Over 20,000 scientists from 184 countries have now signed on to the second warning by scientists to humanity to dial down its profligate destruction of the ecosystems and environments upon which we all depend. In a short paper, World scientists’ warning to humanity: A second notice, the writers of the second warning (the first was in 1992 and had little effect) initially garnered nearly 15,000 signatures of scientists endorsing the paper. Soon, the total number of scientists signed on exceeded 20,000. So, What’s the big deal?
Scientists and Politics
Most scientists prefer to stay in their labs or out in the field collecting data for the purpose of better understanding some facet of the domain in which their research specializes. Typically, they are not all that political. But things have gotten so far out of kilter in the relationship between science and public policy that the dangers of governments continuing to do next to nothing about the converging crises of our time spurred some scientists into action. Now, their warning is getting a great deal more attention than most publications of scientific origin.
Altmetric tracks the mentioning of scientific reports in diverse media. The paper was published in 2017 in the journal BioScience, not exactly a top favorite of social media. However, Altmetric reports that ‘the warning’ ranked within the top 5% of all research outputs scored by Altmetric
The “altmetric attention score” is a measure of the quality and quantity of online attention that it has received. The score for the warning paper is 7382, which is in the 99th percentile of over 10 million research outputs Altmetric has tracked. It is the number 6 top paper published since global Altmetric records began, first of similar age. Most papers in the top 100 score below 600. In other words, people are paying attention, as well they might.

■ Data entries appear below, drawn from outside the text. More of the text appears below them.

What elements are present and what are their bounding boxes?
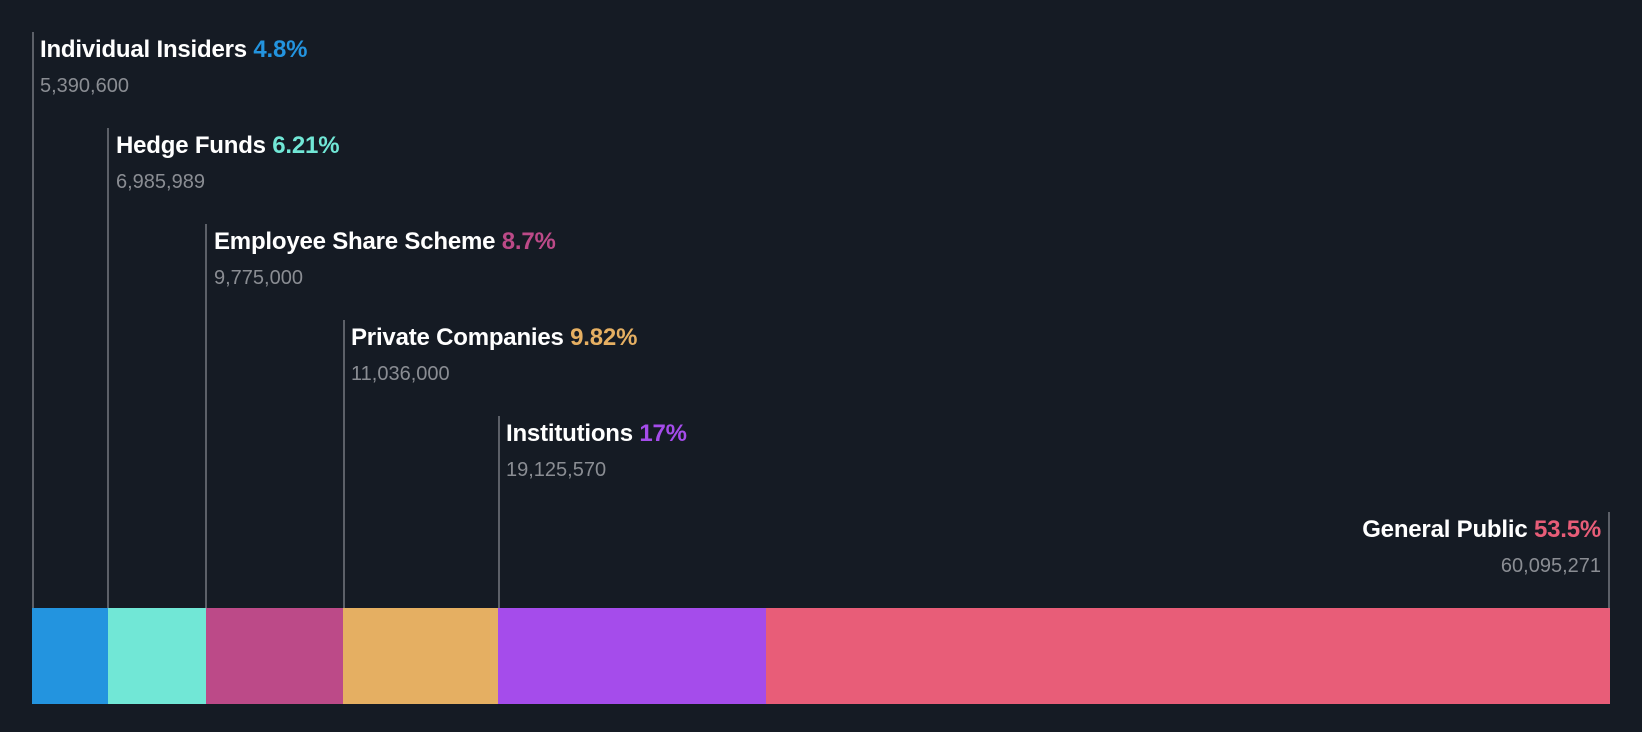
label-hedge-funds: Hedge Funds 6.21% 6,985,989 xyxy=(116,132,340,194)
segment-title: Individual Insiders 4.8% xyxy=(40,36,307,64)
segment-shares: 60,095,271 xyxy=(1500,555,1601,577)
guide-line-general-public xyxy=(1608,512,1610,608)
bar-segment-general-public xyxy=(766,608,1610,704)
segment-name: Employee Share Scheme xyxy=(214,228,496,255)
segment-name: Hedge Funds xyxy=(116,132,266,159)
segment-shares: 19,125,570 xyxy=(506,459,607,481)
segment-percent: 17% xyxy=(639,420,687,447)
guide-line-employee-share-scheme xyxy=(205,224,207,608)
segment-name: Private Companies xyxy=(351,324,564,351)
bar-segment-hedge-funds xyxy=(108,608,206,704)
bar-segment-individual-insiders xyxy=(32,608,108,704)
segment-percent: 9.82% xyxy=(570,324,638,351)
segment-percent: 6.21% xyxy=(272,132,340,159)
segment-shares: 5,390,600 xyxy=(40,75,129,97)
segment-title: Institutions 17% xyxy=(506,420,687,448)
segment-name: General Public xyxy=(1362,516,1528,543)
guide-line-private-companies xyxy=(343,320,345,608)
segment-title: General Public 53.5% xyxy=(1362,516,1601,544)
segment-shares: 6,985,989 xyxy=(116,171,205,193)
label-individual-insiders: Individual Insiders 4.8% 5,390,600 xyxy=(40,36,307,98)
segment-percent: 4.8% xyxy=(253,36,308,63)
bar-segment-private-companies xyxy=(343,608,498,704)
segment-percent: 8.7% xyxy=(501,228,556,255)
segment-title: Hedge Funds 6.21% xyxy=(116,132,340,160)
segment-shares: 9,775,000 xyxy=(214,267,303,289)
label-institutions: Institutions 17% 19,125,570 xyxy=(506,420,687,482)
segment-percent: 53.5% xyxy=(1533,516,1601,543)
guide-line-individual-insiders xyxy=(32,32,34,608)
segment-title: Employee Share Scheme 8.7% xyxy=(214,228,556,256)
label-employee-share-scheme: Employee Share Scheme 8.7% 9,775,000 xyxy=(214,228,556,290)
label-private-companies: Private Companies 9.82% 11,036,000 xyxy=(351,324,637,386)
guide-line-hedge-funds xyxy=(107,128,109,608)
guide-line-institutions xyxy=(498,416,500,608)
label-general-public: General Public 53.5% 60,095,271 xyxy=(1362,516,1601,578)
segment-title: Private Companies 9.82% xyxy=(351,324,637,352)
segment-name: Individual Insiders xyxy=(40,36,247,63)
segment-shares: 11,036,000 xyxy=(351,363,450,385)
bar-segment-institutions xyxy=(498,608,766,704)
bar-segment-employee-share-scheme xyxy=(206,608,343,704)
segment-name: Institutions xyxy=(506,420,633,447)
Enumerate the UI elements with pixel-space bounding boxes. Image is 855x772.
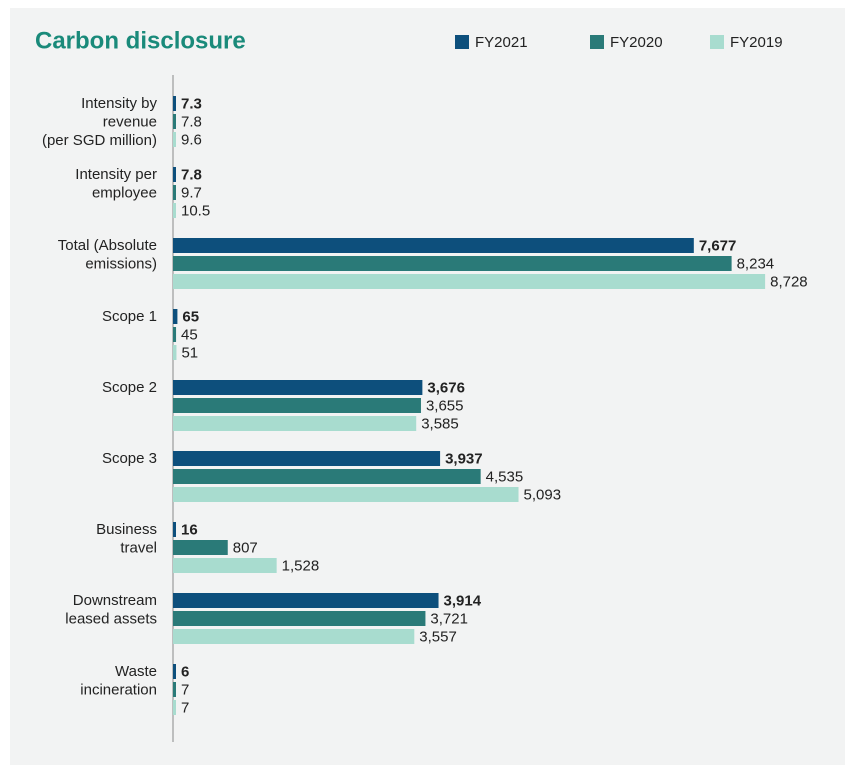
- chart-title: Carbon disclosure: [35, 27, 246, 54]
- value-label: 3,585: [421, 415, 459, 432]
- category-label: Intensity per: [75, 166, 157, 183]
- value-label: 3,676: [427, 379, 465, 396]
- category-label: revenue: [103, 113, 157, 130]
- value-label: 807: [233, 539, 258, 556]
- value-label: 3,721: [430, 610, 468, 627]
- value-label: 3,937: [445, 450, 483, 467]
- bar: [173, 664, 176, 679]
- value-label: 3,655: [426, 397, 464, 414]
- bar: [173, 96, 176, 111]
- category-label: Scope 3: [102, 450, 157, 467]
- value-label: 5,093: [524, 486, 562, 503]
- bar: [173, 203, 176, 218]
- bar: [173, 256, 732, 271]
- category-label: Downstream: [73, 592, 157, 609]
- legend-label: FY2019: [730, 34, 783, 51]
- bar: [173, 558, 277, 573]
- bar: [173, 238, 694, 253]
- category-label: Scope 1: [102, 308, 157, 325]
- bar: [173, 327, 177, 342]
- bar: [173, 451, 441, 466]
- value-label: 4,535: [486, 468, 524, 485]
- category-label: Waste: [115, 663, 157, 680]
- category-label: emissions): [85, 255, 157, 272]
- category-label: incineration: [80, 681, 157, 698]
- value-label: 9.6: [181, 131, 202, 148]
- legend-swatch: [710, 35, 724, 49]
- legend-label: FY2020: [610, 34, 663, 51]
- category-label: Scope 2: [102, 379, 157, 396]
- value-label: 7.8: [181, 166, 202, 183]
- value-label: 7.8: [181, 113, 202, 130]
- bar: [173, 629, 415, 644]
- category-label: leased assets: [65, 610, 157, 627]
- bar: [173, 309, 178, 324]
- bar: [173, 611, 426, 626]
- value-label: 8,728: [770, 273, 808, 290]
- bar: [173, 469, 481, 484]
- bar: [173, 487, 519, 502]
- category-label: Business: [96, 521, 157, 538]
- bar: [173, 700, 176, 715]
- value-label: 8,234: [737, 255, 775, 272]
- value-label: 65: [182, 308, 199, 325]
- bar: [173, 274, 766, 289]
- value-label: 7: [181, 699, 189, 716]
- legend-label: FY2021: [475, 34, 528, 51]
- legend-swatch: [590, 35, 604, 49]
- bar: [173, 114, 176, 129]
- category-label: (per SGD million): [42, 132, 157, 149]
- category-label: travel: [120, 539, 157, 556]
- value-label: 1,528: [282, 557, 320, 574]
- legend-swatch: [455, 35, 469, 49]
- value-label: 3,557: [419, 628, 457, 645]
- category-label: employee: [92, 184, 157, 201]
- bar: [173, 398, 421, 413]
- bar: [173, 345, 177, 360]
- bar: [173, 132, 176, 147]
- panel: [10, 8, 845, 765]
- value-label: 3,914: [444, 592, 482, 609]
- value-label: 9.7: [181, 184, 202, 201]
- bar: [173, 380, 423, 395]
- bar: [173, 522, 176, 537]
- value-label: 16: [181, 521, 198, 538]
- bar: [173, 167, 176, 182]
- bar: [173, 682, 176, 697]
- bar: [173, 416, 417, 431]
- value-label: 6: [181, 663, 189, 680]
- value-label: 7,677: [699, 237, 737, 254]
- value-label: 45: [181, 326, 198, 343]
- bar: [173, 185, 176, 200]
- value-label: 7: [181, 681, 189, 698]
- category-label: Total (Absolute: [58, 237, 157, 254]
- bar: [173, 593, 439, 608]
- value-label: 7.3: [181, 95, 202, 112]
- value-label: 51: [181, 344, 198, 361]
- value-label: 10.5: [181, 202, 210, 219]
- bar: [173, 540, 228, 555]
- category-label: Intensity by: [81, 95, 157, 112]
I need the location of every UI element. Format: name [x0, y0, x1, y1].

The warning paper is subtitled “A Second Notice,” because a first such warning was issued by scientists in 1992. The new Warning is short and to the point. As I mentioned above, the first notice was widely ignored. Things just kept getting worse as governments and some corporations gave obligatory lip service to “going green” in their business-as-usual operations, while dodging any serious policy questions.
Social psychologists have struggled with the difficult issues of how it is that even when confronted with overwhelming evidence, so many people avoid or deny the reality of increasing climate instabilities. Of course, confirmation bias plays a big role for the individual who is part of a social group whose ideology or world view conflicts with the facts of climate science. However, the power of corporate media, which dominate most public channels of communication, from talk radio and cable TV ‘news’ to social media, steers how the little public discussion of the topic is framed and circumscribed. The corporate state frames the issue as “controversial,” as does the propaganda of the fossil fuel industries and their political allies and agents in Congress and the White House.
Messengers of scientific fact are generally sidelined; they do not get a seat on the Sunday talk shows. Discussion of the most urgent confluence of crises humanity has ever faced is stifled. Perhaps the exposure of this powerful document via online channels may be able to draw the attention it deserves.